Both protein kinase B (Akt) and extracellular signal-regulated kinase 1/2 (ERK1/2) are down-stream components of the insulin/insulin like growth factor-1 (IGF-1) signaling pathway. AMP-activated protein kinase (AMPK) is known to sensitize cells to insulin/IGF-1 signaling. The objective of this study was to assess the activity of AMPK and its role in the observed down-regulation of insulin/IGF-1 signaling in cotyledonary (COT) arteries supplying the placental component of the ewe placentome. Nonpregnant ewes were randomly assigned to a control (C, 100% of NRC recommendations) or obesogenic (OB, 150% of NRC) diet from 60 days before conception until necropsy on day 75 of gestation (n=5/group) or until lambing (n=5/group).

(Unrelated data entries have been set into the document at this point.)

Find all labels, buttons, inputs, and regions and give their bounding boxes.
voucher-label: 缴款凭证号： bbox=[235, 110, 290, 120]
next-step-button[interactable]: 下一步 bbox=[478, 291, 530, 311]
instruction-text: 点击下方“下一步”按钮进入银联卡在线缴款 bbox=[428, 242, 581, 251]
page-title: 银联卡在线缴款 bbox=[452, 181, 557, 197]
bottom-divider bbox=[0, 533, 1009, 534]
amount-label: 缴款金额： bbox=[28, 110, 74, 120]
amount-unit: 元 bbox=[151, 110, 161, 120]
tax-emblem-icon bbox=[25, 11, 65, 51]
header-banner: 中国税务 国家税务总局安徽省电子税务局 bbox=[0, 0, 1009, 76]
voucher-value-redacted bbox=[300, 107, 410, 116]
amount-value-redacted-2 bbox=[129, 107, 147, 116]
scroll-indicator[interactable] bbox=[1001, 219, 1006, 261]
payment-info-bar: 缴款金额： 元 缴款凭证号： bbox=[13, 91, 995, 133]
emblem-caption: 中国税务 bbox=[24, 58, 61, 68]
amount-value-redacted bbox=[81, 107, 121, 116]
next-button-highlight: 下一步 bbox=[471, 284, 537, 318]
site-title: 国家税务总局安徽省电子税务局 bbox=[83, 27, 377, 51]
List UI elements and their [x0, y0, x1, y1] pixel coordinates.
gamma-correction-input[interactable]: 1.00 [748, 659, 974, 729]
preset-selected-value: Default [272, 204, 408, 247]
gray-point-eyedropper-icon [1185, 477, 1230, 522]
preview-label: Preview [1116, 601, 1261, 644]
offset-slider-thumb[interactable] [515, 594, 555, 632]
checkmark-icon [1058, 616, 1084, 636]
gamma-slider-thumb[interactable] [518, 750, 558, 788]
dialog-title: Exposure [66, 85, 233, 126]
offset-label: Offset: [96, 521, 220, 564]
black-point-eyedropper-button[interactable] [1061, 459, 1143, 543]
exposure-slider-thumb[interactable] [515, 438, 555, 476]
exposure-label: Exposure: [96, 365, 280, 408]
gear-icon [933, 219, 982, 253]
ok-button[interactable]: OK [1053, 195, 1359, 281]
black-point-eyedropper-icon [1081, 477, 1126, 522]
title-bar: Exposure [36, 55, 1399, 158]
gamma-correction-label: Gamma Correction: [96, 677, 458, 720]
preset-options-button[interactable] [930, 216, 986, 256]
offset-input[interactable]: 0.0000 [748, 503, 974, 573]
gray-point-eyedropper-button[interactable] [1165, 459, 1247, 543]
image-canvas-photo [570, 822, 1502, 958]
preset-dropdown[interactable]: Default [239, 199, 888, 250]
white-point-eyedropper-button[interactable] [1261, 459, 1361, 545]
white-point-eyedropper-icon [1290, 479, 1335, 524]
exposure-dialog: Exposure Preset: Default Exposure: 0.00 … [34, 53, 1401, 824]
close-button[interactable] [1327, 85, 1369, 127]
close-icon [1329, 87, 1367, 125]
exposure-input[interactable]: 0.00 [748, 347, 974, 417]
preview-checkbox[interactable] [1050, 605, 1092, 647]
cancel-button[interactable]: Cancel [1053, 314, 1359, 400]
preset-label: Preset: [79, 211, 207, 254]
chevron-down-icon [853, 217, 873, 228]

At necropsy on day 75 of gestation, the smallest terminal arteries that entered the COT tissues (0.5-1.0 mm in diameter) were collected for analyses. Fetal weights were approximately 20% greater (P<0.05) on OB than C ewes, but birth weights of lambs were similar across dietary groups. Fetal plasma concentrations of glucose, insulin and IGF-1 were higher (P<0.05) in the blood of fetuses from OB than C ewes. Total AMPK and phosphorylated AMPK at Thr 172 (the active form) were reduced (P<0.05) by 19.7+/-8.4% and 25.9+/-7.7%, respectively in the COT arterial tissues of OB ewes. Total acetyl-CoA carboxylase (ACC), a down-stream target of AMPK, and its phosphorylated form were also reduced (P<0.05) by 32.9+/-9.2% and 45.4+/-14.6%, respectively. The phosphorylation of IRS-1 at Ser 789, a site phosphorylated by AMPK, was 24.5+/-9.0% lower (P<0.05) in COT arteries of OB than C ewes. No alteration in total insulin receptor, total IGF-1 receptor or their phosphorylated forms was observed, down-stream insulin signaling was down-regulated in COT arteries of OB ewes, which may have resulted in the observed decrease in COT vascular development in OB ewes.